Small tsmc 7N cpu with no advanced packaging are still quite good, an even the complex more recent nodes ultra 7 270k that give you almost best in the world performance in most things with its 24 cores is still just $322.
A core ultra 7 270k compute tile is only 115mm and they sales them for $322 with no cooler, that way harder for Intel to beat those margin by doing something else than like when they were trying to sales 272MM of gpu + gddr6 + motherboard + cooler for $250.

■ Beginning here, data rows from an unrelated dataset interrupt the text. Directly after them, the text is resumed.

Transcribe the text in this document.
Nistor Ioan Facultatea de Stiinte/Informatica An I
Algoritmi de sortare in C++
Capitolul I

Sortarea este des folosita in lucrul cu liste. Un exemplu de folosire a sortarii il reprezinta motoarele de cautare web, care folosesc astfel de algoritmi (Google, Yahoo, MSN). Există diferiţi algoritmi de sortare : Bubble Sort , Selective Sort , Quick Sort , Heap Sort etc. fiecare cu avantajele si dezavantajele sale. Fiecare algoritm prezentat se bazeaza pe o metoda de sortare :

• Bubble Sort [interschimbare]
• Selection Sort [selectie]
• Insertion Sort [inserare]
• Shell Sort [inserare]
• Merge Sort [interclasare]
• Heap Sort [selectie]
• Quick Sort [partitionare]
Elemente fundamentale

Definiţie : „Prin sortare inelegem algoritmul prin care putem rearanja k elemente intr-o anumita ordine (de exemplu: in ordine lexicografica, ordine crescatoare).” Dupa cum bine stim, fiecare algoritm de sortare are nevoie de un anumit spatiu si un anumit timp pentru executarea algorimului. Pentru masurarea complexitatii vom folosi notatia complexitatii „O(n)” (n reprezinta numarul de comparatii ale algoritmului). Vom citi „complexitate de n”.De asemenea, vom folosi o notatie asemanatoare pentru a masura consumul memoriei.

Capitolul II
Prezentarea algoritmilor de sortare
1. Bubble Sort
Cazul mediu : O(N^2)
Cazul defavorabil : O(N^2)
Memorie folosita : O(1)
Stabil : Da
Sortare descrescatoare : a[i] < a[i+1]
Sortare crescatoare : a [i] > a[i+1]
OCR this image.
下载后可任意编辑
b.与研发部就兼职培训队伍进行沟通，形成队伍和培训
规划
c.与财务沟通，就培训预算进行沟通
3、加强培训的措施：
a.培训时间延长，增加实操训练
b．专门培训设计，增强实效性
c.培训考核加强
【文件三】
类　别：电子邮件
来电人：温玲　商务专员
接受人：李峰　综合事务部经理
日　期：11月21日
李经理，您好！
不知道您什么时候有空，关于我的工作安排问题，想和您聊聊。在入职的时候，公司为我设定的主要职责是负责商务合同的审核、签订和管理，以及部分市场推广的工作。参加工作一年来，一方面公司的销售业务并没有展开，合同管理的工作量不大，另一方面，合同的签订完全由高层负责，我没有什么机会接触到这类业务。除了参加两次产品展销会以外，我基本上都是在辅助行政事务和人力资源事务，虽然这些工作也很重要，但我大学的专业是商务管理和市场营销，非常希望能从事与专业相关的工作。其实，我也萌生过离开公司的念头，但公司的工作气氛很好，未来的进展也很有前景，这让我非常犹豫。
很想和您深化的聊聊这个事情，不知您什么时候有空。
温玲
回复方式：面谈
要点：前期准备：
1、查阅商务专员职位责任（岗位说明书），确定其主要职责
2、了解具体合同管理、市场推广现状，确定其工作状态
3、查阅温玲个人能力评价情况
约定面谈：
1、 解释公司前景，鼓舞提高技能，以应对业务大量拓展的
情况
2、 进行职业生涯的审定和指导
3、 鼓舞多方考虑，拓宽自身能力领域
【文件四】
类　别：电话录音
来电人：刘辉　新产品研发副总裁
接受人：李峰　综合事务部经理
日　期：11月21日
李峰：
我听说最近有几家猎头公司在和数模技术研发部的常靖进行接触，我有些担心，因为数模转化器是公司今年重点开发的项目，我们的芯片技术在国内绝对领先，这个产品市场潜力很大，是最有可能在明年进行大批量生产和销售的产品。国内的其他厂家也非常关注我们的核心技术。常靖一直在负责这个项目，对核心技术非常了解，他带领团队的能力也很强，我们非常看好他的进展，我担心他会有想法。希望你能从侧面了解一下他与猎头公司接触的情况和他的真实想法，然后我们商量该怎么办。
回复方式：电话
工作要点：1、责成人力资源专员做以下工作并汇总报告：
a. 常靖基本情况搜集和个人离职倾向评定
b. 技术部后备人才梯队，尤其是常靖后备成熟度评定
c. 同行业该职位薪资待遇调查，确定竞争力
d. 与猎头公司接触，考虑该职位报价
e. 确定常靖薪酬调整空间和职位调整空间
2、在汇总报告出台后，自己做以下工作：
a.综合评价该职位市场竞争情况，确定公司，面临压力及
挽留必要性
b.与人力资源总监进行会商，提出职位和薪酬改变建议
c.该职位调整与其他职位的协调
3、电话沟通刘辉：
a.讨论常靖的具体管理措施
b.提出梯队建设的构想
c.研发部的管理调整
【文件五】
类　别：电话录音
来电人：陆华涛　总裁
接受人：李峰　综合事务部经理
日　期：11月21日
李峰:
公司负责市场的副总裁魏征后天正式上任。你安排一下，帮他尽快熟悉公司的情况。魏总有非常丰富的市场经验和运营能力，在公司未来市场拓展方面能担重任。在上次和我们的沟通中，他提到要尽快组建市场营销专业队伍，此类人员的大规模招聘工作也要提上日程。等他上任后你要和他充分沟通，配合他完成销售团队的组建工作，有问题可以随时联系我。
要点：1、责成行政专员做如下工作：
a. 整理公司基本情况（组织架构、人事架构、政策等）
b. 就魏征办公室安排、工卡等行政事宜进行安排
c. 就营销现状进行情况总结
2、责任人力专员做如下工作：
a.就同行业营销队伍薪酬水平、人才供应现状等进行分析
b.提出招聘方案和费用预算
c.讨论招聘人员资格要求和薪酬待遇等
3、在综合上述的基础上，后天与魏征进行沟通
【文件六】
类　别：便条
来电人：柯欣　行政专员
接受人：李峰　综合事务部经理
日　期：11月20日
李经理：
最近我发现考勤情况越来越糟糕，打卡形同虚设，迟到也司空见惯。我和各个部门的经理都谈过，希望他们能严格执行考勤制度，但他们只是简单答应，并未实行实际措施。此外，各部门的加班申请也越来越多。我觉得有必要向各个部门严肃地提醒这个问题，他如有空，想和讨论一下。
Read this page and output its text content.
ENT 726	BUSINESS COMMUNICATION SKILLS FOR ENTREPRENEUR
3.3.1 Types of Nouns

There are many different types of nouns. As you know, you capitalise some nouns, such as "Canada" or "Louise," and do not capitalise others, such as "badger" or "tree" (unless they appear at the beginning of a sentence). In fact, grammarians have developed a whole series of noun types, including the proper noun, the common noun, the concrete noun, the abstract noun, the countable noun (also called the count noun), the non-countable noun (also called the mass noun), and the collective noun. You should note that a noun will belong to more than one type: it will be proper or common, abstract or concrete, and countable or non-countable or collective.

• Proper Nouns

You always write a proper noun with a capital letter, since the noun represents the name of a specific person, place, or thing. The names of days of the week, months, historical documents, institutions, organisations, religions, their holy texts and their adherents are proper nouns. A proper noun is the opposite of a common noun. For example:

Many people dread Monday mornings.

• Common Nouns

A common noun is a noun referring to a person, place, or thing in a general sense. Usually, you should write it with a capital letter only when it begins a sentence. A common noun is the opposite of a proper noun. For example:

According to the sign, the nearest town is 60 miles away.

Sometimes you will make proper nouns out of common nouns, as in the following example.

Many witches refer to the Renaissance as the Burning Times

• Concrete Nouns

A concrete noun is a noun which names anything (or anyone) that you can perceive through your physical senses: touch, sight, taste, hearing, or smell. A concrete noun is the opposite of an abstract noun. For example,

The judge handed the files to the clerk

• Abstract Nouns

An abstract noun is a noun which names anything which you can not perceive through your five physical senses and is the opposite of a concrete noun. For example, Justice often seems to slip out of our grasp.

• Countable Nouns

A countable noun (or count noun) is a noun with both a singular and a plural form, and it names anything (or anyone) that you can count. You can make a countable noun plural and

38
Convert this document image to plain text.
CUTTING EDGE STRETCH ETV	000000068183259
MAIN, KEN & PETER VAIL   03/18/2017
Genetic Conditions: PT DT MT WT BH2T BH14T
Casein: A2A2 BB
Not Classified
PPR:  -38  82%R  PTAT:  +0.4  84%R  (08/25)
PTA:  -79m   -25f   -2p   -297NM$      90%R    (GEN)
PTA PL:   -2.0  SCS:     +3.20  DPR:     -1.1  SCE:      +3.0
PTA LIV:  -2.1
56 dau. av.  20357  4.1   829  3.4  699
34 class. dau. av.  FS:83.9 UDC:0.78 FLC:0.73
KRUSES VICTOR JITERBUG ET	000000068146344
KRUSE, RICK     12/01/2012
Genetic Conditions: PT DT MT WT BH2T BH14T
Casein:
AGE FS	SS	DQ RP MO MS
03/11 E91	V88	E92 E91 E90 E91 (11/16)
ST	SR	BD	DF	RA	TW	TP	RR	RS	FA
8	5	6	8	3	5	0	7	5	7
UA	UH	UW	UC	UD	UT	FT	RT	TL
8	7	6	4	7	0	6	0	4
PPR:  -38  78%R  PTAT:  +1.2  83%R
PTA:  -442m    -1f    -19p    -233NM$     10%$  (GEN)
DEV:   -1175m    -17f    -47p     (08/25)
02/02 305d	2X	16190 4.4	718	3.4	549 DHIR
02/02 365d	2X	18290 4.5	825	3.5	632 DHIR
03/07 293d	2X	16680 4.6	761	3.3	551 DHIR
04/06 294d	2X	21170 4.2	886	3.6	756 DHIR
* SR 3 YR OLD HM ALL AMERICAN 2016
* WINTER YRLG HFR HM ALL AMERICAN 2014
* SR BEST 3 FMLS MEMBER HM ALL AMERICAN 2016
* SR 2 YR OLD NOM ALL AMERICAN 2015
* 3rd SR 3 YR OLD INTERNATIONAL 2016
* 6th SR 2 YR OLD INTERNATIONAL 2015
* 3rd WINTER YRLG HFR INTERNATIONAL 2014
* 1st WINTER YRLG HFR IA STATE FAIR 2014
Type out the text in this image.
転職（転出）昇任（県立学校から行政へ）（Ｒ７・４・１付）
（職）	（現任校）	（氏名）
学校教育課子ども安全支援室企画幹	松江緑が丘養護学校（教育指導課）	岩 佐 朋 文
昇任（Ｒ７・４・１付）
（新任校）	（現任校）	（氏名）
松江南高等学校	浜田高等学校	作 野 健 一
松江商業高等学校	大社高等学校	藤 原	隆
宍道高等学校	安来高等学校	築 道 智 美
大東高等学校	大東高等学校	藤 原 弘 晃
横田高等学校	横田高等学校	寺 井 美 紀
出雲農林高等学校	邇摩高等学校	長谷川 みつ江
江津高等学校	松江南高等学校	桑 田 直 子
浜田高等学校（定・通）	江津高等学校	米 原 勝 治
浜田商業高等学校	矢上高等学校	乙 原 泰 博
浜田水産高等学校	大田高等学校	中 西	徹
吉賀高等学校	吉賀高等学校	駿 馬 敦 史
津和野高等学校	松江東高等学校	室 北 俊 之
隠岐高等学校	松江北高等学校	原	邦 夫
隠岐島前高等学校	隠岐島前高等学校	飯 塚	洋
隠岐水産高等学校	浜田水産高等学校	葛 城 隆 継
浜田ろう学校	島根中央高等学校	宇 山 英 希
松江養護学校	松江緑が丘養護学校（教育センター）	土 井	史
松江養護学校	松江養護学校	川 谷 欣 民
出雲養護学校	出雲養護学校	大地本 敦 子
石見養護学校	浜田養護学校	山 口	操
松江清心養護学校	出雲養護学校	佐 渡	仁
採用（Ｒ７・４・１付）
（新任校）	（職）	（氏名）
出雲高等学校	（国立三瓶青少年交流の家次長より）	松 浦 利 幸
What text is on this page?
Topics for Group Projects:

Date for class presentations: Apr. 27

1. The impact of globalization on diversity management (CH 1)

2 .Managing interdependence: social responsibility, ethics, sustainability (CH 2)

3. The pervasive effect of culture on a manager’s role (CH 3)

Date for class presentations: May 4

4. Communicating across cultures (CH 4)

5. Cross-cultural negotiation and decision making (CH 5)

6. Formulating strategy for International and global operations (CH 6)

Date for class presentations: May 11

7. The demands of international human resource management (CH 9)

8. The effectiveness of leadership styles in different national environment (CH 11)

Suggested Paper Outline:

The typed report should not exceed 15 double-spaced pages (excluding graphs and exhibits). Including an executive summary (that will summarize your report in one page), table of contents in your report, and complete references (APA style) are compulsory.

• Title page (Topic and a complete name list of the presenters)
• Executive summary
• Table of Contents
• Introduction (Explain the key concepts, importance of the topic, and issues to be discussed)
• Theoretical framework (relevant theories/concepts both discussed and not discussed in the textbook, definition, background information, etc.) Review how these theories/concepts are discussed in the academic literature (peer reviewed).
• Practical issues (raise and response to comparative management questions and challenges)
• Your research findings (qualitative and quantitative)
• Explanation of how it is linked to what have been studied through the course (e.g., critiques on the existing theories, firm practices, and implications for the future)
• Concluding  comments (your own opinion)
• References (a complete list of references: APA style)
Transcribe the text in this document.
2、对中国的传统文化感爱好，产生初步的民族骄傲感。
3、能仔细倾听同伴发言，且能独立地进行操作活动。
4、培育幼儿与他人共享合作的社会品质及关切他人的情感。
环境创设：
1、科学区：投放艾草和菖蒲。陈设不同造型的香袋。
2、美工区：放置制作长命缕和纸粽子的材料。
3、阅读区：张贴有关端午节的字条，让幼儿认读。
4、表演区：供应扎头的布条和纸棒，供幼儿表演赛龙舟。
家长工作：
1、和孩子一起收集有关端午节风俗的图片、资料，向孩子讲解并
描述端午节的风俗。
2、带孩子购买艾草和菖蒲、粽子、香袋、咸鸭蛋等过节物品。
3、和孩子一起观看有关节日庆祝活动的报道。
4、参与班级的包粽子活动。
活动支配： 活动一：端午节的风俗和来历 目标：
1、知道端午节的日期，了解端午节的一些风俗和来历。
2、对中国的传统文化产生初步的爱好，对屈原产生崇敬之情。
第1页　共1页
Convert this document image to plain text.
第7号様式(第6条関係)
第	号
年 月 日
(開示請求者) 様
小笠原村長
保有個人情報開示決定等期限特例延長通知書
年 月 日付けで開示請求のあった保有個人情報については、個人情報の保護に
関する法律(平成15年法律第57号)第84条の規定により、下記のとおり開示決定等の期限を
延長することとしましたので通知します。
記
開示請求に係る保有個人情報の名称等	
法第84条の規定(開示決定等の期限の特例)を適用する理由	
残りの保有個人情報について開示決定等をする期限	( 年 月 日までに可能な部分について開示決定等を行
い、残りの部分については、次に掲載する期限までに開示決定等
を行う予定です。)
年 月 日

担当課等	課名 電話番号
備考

CPU margin are so much higher than GPUs, so much smaller/higher yield and does not need to procure ram to be sold to customer, 1 billion phone will be made this year with 1 billion cpu in them, same will happen next year will be my guess. CoWos using CPU could be hard to get buy, but monolithic one (even those on old node) are still perfectly fine for most people.
yes I got to this part and the pace of it did seem like a short text/4 minutes video would have done it.well if you are in a bad mood and don't have time to watch/listen to the video then just move on next time. but if you need me to explain it to you, part of what he's explaining is how this newer form of a.i. (agentic?) is already putting more stress on the processor
Maybe they can win per cores for some things versus some arm design as they wanted to go really wide and low energy per cores, it is not like Apple single thread performance is not really high, but agents love low latency and NvLink c2c that the Grace cpus platform offer, amazon latest graviton are made for Agentic work same for google custom design infracstructure, not that it change necessarily anything, does not change the amount of cpu being made-used that they do of course.i'm sure they're finding that when it comes down to it X86-64 gives ultimate performance and can do things not possible with arm processors because of single threaded performance.